# Retail sales tax clearance certificate



## Synergy (Mar 18, 2013)

Is anyone familiar with the retail sales tax clearance certificate requirements?



> Persons who sell their business or business assets, in whole or in part, through a sale in bulk to which the Bulk Sales Act applies, are required to obtain a Clearance Certificate from the Ministry of Finance. A Clearance Certificate certifies that all Retail Sales Tax (RST) collectable or payable by the seller has been paid or secured. It also protects the purchaser from the responsibility for the outstanding RST liabilities of the seller.

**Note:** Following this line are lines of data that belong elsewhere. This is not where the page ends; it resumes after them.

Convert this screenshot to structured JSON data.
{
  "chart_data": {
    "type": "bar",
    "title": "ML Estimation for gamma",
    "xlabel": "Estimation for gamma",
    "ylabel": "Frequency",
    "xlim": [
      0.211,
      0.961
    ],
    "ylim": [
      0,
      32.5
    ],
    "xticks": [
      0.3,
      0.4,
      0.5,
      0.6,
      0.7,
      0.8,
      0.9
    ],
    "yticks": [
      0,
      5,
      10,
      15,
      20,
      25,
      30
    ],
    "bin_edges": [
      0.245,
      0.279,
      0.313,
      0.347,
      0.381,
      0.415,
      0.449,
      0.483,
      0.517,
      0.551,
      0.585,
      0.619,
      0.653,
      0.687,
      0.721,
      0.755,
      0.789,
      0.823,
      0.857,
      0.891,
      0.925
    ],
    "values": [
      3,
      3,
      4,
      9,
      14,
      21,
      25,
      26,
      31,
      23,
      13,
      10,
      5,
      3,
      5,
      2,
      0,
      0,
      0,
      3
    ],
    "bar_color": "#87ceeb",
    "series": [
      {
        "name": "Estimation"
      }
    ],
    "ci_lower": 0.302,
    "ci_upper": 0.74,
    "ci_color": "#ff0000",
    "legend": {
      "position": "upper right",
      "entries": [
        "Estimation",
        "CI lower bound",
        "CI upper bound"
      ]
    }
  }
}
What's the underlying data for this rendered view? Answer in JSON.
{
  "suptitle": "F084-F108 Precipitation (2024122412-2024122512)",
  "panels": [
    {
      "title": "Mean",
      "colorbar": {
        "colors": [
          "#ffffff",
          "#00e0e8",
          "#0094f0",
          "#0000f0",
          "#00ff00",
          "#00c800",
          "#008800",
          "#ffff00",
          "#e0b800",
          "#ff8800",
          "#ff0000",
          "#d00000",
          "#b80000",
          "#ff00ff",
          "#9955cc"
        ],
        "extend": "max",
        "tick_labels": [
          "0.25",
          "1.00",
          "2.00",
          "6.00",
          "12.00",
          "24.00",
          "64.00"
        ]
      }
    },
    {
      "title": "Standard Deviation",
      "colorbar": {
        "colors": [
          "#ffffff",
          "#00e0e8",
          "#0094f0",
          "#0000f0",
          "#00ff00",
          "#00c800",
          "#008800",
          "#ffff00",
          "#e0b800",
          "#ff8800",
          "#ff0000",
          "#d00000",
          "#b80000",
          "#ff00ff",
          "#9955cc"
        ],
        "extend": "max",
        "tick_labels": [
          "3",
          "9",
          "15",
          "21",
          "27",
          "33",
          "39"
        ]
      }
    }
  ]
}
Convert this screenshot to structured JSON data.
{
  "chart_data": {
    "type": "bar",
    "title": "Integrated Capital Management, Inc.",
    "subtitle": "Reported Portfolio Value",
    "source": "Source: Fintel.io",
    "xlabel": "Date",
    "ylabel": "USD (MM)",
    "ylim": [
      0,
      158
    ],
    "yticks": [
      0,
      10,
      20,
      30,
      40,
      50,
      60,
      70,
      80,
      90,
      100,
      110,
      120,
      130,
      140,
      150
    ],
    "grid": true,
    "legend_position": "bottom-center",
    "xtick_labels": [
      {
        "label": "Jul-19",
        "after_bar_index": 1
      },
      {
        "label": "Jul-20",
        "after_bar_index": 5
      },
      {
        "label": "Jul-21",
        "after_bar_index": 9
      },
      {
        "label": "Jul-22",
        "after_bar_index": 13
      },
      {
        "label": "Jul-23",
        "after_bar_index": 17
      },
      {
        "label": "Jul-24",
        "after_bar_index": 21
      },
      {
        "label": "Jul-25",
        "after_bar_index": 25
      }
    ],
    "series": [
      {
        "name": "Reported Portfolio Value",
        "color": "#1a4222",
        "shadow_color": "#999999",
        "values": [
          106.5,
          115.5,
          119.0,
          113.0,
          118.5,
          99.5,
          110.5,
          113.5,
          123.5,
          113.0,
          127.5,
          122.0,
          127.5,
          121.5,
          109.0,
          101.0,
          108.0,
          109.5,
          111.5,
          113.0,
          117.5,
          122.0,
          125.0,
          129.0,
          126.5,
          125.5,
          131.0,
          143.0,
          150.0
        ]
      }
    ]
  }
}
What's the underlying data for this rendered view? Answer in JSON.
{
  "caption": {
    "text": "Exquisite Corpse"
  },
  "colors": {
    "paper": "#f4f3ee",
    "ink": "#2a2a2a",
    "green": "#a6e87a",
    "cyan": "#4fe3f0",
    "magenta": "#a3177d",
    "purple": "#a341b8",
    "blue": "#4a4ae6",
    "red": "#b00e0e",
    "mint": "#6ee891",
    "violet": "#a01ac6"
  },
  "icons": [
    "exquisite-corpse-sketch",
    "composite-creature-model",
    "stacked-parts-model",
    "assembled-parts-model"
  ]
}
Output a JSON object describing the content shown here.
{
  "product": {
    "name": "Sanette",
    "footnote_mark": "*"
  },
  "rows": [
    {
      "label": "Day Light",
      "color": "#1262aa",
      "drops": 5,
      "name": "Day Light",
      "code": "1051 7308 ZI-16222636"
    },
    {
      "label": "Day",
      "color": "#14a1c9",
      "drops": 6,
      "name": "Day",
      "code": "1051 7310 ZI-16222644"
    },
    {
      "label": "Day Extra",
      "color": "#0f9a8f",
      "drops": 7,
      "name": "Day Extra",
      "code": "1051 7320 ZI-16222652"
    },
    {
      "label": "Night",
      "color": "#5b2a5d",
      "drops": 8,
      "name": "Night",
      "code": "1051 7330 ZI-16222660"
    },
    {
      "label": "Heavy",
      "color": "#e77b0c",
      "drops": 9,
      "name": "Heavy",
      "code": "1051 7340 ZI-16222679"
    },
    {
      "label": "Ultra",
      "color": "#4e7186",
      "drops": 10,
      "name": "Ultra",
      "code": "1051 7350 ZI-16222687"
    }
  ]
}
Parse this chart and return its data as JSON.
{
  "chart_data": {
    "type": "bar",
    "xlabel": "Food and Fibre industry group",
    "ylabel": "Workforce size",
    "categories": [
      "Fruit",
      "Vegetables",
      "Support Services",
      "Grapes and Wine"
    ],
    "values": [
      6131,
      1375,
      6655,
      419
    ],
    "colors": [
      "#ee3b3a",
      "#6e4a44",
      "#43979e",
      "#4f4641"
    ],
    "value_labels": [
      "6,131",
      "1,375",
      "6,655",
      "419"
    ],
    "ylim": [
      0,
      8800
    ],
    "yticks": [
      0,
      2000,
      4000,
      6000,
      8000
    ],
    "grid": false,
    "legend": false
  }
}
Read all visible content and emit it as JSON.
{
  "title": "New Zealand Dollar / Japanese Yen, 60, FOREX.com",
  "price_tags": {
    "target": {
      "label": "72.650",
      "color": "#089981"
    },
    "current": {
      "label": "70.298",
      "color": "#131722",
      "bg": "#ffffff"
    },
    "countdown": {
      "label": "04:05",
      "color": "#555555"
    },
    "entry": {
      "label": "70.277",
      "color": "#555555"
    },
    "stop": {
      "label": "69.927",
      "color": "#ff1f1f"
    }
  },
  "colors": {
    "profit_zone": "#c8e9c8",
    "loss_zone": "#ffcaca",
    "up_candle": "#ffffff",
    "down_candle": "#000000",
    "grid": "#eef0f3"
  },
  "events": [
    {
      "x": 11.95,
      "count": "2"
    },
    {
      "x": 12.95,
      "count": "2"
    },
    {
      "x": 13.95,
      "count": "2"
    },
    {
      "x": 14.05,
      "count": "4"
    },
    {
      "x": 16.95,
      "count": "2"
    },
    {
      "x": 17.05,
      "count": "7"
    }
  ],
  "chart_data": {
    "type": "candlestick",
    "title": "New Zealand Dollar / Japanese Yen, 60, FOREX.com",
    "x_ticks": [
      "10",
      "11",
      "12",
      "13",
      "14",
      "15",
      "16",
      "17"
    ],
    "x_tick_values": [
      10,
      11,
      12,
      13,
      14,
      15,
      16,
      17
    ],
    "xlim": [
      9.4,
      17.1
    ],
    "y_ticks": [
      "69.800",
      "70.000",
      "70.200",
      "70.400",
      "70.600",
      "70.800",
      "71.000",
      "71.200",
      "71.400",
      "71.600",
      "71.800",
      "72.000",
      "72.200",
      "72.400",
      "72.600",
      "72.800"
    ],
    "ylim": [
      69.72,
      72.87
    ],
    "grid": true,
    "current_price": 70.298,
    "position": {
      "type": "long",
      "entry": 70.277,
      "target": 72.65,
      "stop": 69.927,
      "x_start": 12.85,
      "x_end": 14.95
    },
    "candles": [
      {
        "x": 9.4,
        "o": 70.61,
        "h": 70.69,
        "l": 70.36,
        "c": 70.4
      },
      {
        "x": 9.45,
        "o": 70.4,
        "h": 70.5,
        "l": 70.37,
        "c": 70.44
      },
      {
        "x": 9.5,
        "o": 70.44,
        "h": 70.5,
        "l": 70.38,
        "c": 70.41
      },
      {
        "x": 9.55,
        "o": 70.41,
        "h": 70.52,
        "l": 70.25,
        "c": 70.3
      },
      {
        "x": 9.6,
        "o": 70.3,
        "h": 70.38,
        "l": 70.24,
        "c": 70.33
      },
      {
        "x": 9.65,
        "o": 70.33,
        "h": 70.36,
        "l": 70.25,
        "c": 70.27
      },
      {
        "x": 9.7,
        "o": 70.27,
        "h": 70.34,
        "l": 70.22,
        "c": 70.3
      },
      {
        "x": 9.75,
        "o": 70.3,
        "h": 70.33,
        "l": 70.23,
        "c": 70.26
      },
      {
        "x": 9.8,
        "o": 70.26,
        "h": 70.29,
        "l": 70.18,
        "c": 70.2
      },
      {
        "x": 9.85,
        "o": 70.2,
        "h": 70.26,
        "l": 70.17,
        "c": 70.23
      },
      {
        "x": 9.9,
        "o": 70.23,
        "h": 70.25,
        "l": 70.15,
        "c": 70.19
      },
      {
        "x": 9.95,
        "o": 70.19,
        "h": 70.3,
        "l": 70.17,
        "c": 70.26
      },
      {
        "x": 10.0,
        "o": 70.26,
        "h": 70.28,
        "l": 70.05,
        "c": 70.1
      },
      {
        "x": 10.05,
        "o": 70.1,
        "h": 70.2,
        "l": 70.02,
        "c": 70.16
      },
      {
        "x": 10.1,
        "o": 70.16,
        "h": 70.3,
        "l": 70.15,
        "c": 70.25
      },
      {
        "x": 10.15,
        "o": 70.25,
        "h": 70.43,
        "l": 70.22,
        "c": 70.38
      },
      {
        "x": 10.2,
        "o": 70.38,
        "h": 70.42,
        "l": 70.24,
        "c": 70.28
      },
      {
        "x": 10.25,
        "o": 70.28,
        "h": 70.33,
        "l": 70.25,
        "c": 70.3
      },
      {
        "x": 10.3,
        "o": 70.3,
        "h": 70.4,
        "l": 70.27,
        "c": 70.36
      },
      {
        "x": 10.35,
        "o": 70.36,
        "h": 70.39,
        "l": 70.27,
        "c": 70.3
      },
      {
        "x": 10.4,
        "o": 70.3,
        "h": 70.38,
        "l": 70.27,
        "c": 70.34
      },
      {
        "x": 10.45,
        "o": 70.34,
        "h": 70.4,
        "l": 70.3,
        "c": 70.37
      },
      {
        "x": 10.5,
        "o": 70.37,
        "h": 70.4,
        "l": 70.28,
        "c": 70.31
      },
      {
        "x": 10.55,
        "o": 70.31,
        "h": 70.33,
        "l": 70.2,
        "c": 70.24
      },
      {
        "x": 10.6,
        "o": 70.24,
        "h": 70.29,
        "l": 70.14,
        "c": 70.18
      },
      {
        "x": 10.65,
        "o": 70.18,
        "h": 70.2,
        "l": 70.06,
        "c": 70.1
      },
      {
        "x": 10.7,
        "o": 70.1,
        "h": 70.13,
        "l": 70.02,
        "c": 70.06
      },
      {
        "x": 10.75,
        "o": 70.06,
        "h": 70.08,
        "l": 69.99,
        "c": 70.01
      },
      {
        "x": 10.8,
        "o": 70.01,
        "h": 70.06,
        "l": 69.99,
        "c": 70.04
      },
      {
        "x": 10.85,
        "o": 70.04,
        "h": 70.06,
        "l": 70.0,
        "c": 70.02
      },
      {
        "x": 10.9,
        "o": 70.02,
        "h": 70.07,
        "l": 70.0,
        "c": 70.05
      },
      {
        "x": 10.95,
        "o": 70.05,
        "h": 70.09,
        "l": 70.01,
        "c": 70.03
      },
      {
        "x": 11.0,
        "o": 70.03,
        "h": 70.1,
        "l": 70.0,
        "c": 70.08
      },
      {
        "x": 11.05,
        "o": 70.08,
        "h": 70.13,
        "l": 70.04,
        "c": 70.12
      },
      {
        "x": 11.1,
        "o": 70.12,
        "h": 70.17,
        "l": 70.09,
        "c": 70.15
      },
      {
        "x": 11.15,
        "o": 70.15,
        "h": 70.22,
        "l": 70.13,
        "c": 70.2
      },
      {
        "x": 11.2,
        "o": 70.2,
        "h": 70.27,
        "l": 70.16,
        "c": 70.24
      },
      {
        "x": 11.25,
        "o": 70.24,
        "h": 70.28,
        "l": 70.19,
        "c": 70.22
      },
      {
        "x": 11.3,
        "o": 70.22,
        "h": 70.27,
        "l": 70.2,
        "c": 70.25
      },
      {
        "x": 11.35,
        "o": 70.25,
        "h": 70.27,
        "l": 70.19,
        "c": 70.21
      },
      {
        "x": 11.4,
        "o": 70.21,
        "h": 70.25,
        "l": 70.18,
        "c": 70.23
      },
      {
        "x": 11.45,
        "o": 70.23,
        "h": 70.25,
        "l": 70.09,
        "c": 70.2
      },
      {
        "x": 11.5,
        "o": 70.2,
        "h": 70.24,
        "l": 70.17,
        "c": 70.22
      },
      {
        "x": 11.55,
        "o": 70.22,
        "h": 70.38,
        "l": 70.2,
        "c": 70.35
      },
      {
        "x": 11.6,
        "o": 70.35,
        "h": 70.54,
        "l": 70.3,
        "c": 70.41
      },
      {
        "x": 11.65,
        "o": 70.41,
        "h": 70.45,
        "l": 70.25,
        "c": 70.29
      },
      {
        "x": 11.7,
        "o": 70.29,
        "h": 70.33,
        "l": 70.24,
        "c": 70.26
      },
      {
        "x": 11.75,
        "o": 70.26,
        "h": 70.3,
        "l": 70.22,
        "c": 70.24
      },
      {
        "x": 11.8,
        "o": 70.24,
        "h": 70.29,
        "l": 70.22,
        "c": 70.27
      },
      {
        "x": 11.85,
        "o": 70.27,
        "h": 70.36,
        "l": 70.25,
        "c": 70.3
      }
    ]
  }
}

http://www.fin.gov.on.ca/en/forms/rst/2006.html

Would this still apply if the Seller is a non-registrant (HST)? I'm assuming that this requirement wouldn't apply since the Seller would haver never collected or paid HST to the CRA.


----------



## leslie (May 25, 2009)

no idea


----------



## Synergy (Mar 18, 2013)

I found the answer to my question. The answer is No.

"The requirements apply to sellers who held or who were required to hold a permit under the Retail Sales Tax Act on or before June 30, 2010, as well as to sellers who, at any time after June 30, 2010, hold or are required to hold a permit under the Retail Sales Tax Act."

http://www.fin.gov.on.ca/en/tax/rst/


----------